Monday, April 6, 2009

Opening Day: 5 Ways to Keep Track of the Baseball Game If You Don't Have a TV


You're on the subway, you're at work, you're at school or you just want an excuse not to watch your team lose miserably in high-definition (ahem, Seattle, Toronto and Washington fans). Either way, when everyone's talking about the game tomorrow and you didn't even catch the highlights, then watch your neck, especially when your boss is a drunk baseball fan. Here's a few ways to (half) catch the game without ever having to leave your computer:

5. Check the score

If you do this for opening day, then you can no longer consider yourself a baseball fan. However, it is one of the techniques, although it can only be reserved for loners. And if you don't know how to do this, you need help: There's Facebook applications, sports websites, Windows Sidebar tools and everything in between.

4. MLB.TV

Another thing you can do is pay a hundred bucks for something you'll never actually used. I don't recommend this. Yes, you have your pause and rewind, DVR features, "high-definition quality" and everything else, but it's a hundred friggin' bucks (that's over 50 beers).

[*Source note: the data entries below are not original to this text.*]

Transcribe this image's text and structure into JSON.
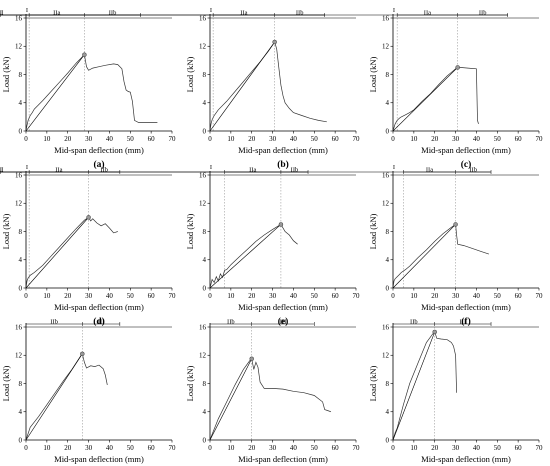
{
  "chart_data": [
    {
      "id": "a",
      "type": "line",
      "label": "(a)",
      "xlabel": "Mid-span deflection (mm)",
      "ylabel": "Load (kN)",
      "xlim": [
        0,
        70
      ],
      "ylim": [
        0,
        16
      ],
      "xticks": [
        0,
        10,
        20,
        30,
        40,
        50,
        60,
        70
      ],
      "yticks": [
        0,
        4,
        8,
        12,
        16
      ],
      "stages": [
        "I",
        "IIa",
        "IIb",
        "III"
      ],
      "stage_bounds": [
        0,
        1.5,
        28,
        55
      ],
      "peak": [
        28,
        10.8
      ],
      "series": [
        {
          "x": [
            0,
            0.5,
            1,
            2,
            3,
            4,
            6,
            8,
            12,
            16,
            20,
            24,
            26,
            28,
            29,
            30,
            32,
            35,
            38,
            42,
            44,
            46,
            47,
            48,
            49,
            50,
            51,
            52,
            54,
            58,
            63
          ],
          "y": [
            0,
            0.8,
            1.5,
            2.2,
            2.6,
            3.1,
            3.7,
            4.3,
            5.6,
            6.9,
            8.2,
            9.6,
            10.2,
            10.8,
            9.1,
            8.6,
            8.9,
            9.1,
            9.3,
            9.5,
            9.4,
            8.8,
            7,
            5.8,
            5.6,
            5.5,
            4.2,
            1.5,
            1.2,
            1.2,
            1.2
          ]
        }
      ]
    },
    {
      "id": "b",
      "type": "line",
      "label": "(b)",
      "xlabel": "Mid-span deflection (mm)",
      "ylabel": "Load (kN)",
      "xlim": [
        0,
        70
      ],
      "ylim": [
        0,
        16
      ],
      "xticks": [
        0,
        10,
        20,
        30,
        40,
        50,
        60,
        70
      ],
      "yticks": [
        0,
        4,
        8,
        12,
        16
      ],
      "stages": [
        "I",
        "IIa",
        "IIb",
        "III"
      ],
      "stage_bounds": [
        0,
        1.5,
        31,
        55
      ],
      "peak": [
        31,
        12.6
      ],
      "series": [
        {
          "x": [
            0,
            0.5,
            1,
            2,
            4,
            8,
            12,
            16,
            20,
            24,
            28,
            31,
            32,
            33,
            34,
            35,
            36,
            38,
            40,
            44,
            48,
            52,
            56
          ],
          "y": [
            0,
            1,
            1.6,
            2.2,
            3,
            4.2,
            5.6,
            7,
            8.4,
            9.8,
            11.3,
            12.6,
            11.6,
            9,
            6.5,
            5,
            4,
            3.2,
            2.6,
            2.2,
            1.8,
            1.5,
            1.3
          ]
        }
      ]
    },
    {
      "id": "c",
      "type": "line",
      "label": "(c)",
      "xlabel": "Mid-span deflection (mm)",
      "ylabel": "Load (kN)",
      "xlim": [
        0,
        70
      ],
      "ylim": [
        0,
        16
      ],
      "xticks": [
        0,
        10,
        20,
        30,
        40,
        50,
        60,
        70
      ],
      "yticks": [
        0,
        4,
        8,
        12,
        16
      ],
      "stages": [
        "I",
        "IIa",
        "IIb",
        "III"
      ],
      "stage_bounds": [
        0,
        2,
        31,
        55
      ],
      "peak": [
        31,
        9
      ],
      "series": [
        {
          "x": [
            0,
            1,
            2,
            3,
            4,
            6,
            8,
            10,
            14,
            18,
            22,
            26,
            28,
            30,
            31,
            32,
            36,
            40,
            40.5,
            41
          ],
          "y": [
            0,
            1,
            1.5,
            1.8,
            2,
            2.3,
            2.6,
            3,
            4.2,
            5.3,
            6.6,
            7.8,
            8.3,
            8.8,
            9,
            9,
            8.9,
            8.8,
            1.5,
            1
          ]
        }
      ]
    },
    {
      "id": "d",
      "type": "line",
      "label": "(d)",
      "xlabel": "Mid-span deflection (mm)",
      "ylabel": "Load (kN)",
      "xlim": [
        0,
        70
      ],
      "ylim": [
        0,
        16
      ],
      "xticks": [
        0,
        10,
        20,
        30,
        40,
        50,
        60,
        70
      ],
      "yticks": [
        0,
        4,
        8,
        12,
        16
      ],
      "stages": [
        "I",
        "IIa",
        "IIb",
        "III"
      ],
      "stage_bounds": [
        0,
        1.5,
        30,
        45
      ],
      "peak": [
        30,
        10
      ],
      "series": [
        {
          "x": [
            0,
            0.5,
            1,
            2,
            4,
            8,
            12,
            16,
            20,
            24,
            28,
            30,
            31,
            32,
            34,
            36,
            38,
            40,
            42,
            44
          ],
          "y": [
            0,
            1,
            1.4,
            1.8,
            2.2,
            3.2,
            4.5,
            5.8,
            7.1,
            8.4,
            9.6,
            10,
            9.5,
            9.8,
            9.2,
            8.8,
            9.1,
            8.5,
            7.8,
            8
          ]
        }
      ]
    },
    {
      "id": "e",
      "type": "line",
      "label": "(e)",
      "xlabel": "Mid-span deflection (mm)",
      "ylabel": "Load (kN)",
      "xlim": [
        0,
        70
      ],
      "ylim": [
        0,
        16
      ],
      "xticks": [
        0,
        10,
        20,
        30,
        40,
        50,
        60,
        70
      ],
      "yticks": [
        0,
        4,
        8,
        12,
        16
      ],
      "stages": [
        "I",
        "IIa",
        "IIb",
        "III"
      ],
      "stage_bounds": [
        0,
        7,
        34,
        47
      ],
      "peak": [
        34,
        9
      ],
      "series": [
        {
          "x": [
            0,
            1,
            2,
            3,
            4,
            5,
            6,
            7,
            8,
            10,
            14,
            18,
            22,
            26,
            30,
            34,
            36,
            38,
            40,
            42
          ],
          "y": [
            0,
            1.2,
            0.8,
            1.6,
            1,
            2,
            1.5,
            2.5,
            2.6,
            3.3,
            4.4,
            5.5,
            6.6,
            7.5,
            8.3,
            9,
            8,
            7.5,
            6.7,
            6.2
          ]
        }
      ]
    },
    {
      "id": "f",
      "type": "line",
      "label": "(f)",
      "xlabel": "Mid-span deflection (mm)",
      "ylabel": "Load (kN)",
      "xlim": [
        0,
        70
      ],
      "ylim": [
        0,
        16
      ],
      "xticks": [
        0,
        10,
        20,
        30,
        40,
        50,
        60,
        70
      ],
      "yticks": [
        0,
        4,
        8,
        12,
        16
      ],
      "stages": [
        "I",
        "IIa",
        "IIb",
        "III"
      ],
      "stage_bounds": [
        0,
        5,
        30,
        47
      ],
      "peak": [
        30,
        9
      ],
      "series": [
        {
          "x": [
            0,
            0.5,
            1,
            2,
            3,
            4,
            6,
            8,
            12,
            16,
            20,
            24,
            28,
            30,
            30.5,
            31,
            34,
            38,
            42,
            46
          ],
          "y": [
            0,
            1,
            1.3,
            1.6,
            1.9,
            2.2,
            2.6,
            3.1,
            4.3,
            5.4,
            6.6,
            7.7,
            8.6,
            9,
            7.5,
            6.2,
            6,
            5.6,
            5.2,
            4.8
          ]
        }
      ]
    },
    {
      "id": "g",
      "type": "line",
      "label": "(g)",
      "xlabel": "Mid-span deflection (mm)",
      "ylabel": "Load (kN)",
      "xlim": [
        0,
        70
      ],
      "ylim": [
        0,
        16
      ],
      "xticks": [
        0,
        10,
        20,
        30,
        40,
        50,
        60,
        70
      ],
      "yticks": [
        0,
        4,
        8,
        12,
        16
      ],
      "stages": [
        "IIb",
        "III"
      ],
      "stage_bounds": [
        0,
        27,
        45
      ],
      "peak": [
        27,
        12.2
      ],
      "series": [
        {
          "x": [
            0,
            2,
            6,
            10,
            14,
            18,
            22,
            26,
            27,
            28,
            29,
            31,
            33,
            35,
            37,
            38,
            39
          ],
          "y": [
            0,
            1.8,
            3.3,
            5,
            6.7,
            8.4,
            10,
            11.8,
            12.2,
            11,
            10.2,
            10.5,
            10.4,
            10.6,
            10.1,
            9.2,
            7.8
          ]
        }
      ]
    },
    {
      "id": "h",
      "type": "line",
      "label": "(h)",
      "xlabel": "Mid-span deflection (mm)",
      "ylabel": "Load (kN)",
      "xlim": [
        0,
        70
      ],
      "ylim": [
        0,
        16
      ],
      "xticks": [
        0,
        10,
        20,
        30,
        40,
        50,
        60,
        70
      ],
      "yticks": [
        0,
        4,
        8,
        12,
        16
      ],
      "stages": [
        "IIb",
        "III"
      ],
      "stage_bounds": [
        0,
        20,
        50
      ],
      "peak": [
        20,
        11.5
      ],
      "series": [
        {
          "x": [
            0,
            1,
            4,
            8,
            12,
            16,
            19,
            20,
            21,
            22,
            23,
            24,
            26,
            30,
            35,
            40,
            45,
            50,
            54,
            55,
            57,
            58
          ],
          "y": [
            0,
            0.8,
            3,
            5.4,
            7.8,
            10,
            11.2,
            11.5,
            10,
            11,
            10.3,
            8.2,
            7.3,
            7.3,
            7.2,
            6.9,
            6.7,
            6.3,
            5.4,
            4.3,
            4.1,
            4
          ]
        }
      ]
    },
    {
      "id": "i",
      "type": "line",
      "label": "(i)",
      "xlabel": "Mid-span deflection (mm)",
      "ylabel": "Load (kN)",
      "xlim": [
        0,
        70
      ],
      "ylim": [
        0,
        16
      ],
      "xticks": [
        0,
        10,
        20,
        30,
        40,
        50,
        60,
        70
      ],
      "yticks": [
        0,
        4,
        8,
        12,
        16
      ],
      "stages": [
        "IIb",
        "III"
      ],
      "stage_bounds": [
        0,
        20,
        47
      ],
      "peak": [
        20,
        15.3
      ],
      "series": [
        {
          "x": [
            0,
            1,
            2,
            5,
            8,
            12,
            16,
            19,
            20,
            21,
            23,
            26,
            28,
            29,
            30,
            30.5
          ],
          "y": [
            0,
            1,
            1.7,
            5,
            8,
            10.9,
            13.8,
            15,
            15.3,
            14.4,
            14.3,
            14.2,
            13.8,
            13.3,
            12,
            6.7
          ]
        }
      ]
    }
  ]
}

3. Radio live audio broadcasts

Chances are your baseball team has some sort of a radio station that broadcasts its games in audio. Also, this station hopefully supports online listening. This is the best way if your team has a station. The thing is though, most radio broadcasters are washed up commentators who got cut from ESPN.

2. Yahoo! Sports GameChannel

Don't we all love Yahoo? Here's another reason to love the good guys at Yahoo! Sports. The GameChannel. Not as bad as checking the scores as they support play-by-play, box-scores, full stats, player info and a better interface.

1. ESPN the next morning

If you're that keen on not watching the game but not getting fired, then just watch ESPN the next morning; they'll have the juicy parts, they'll tell you the score, they'll give you a few interesting facts.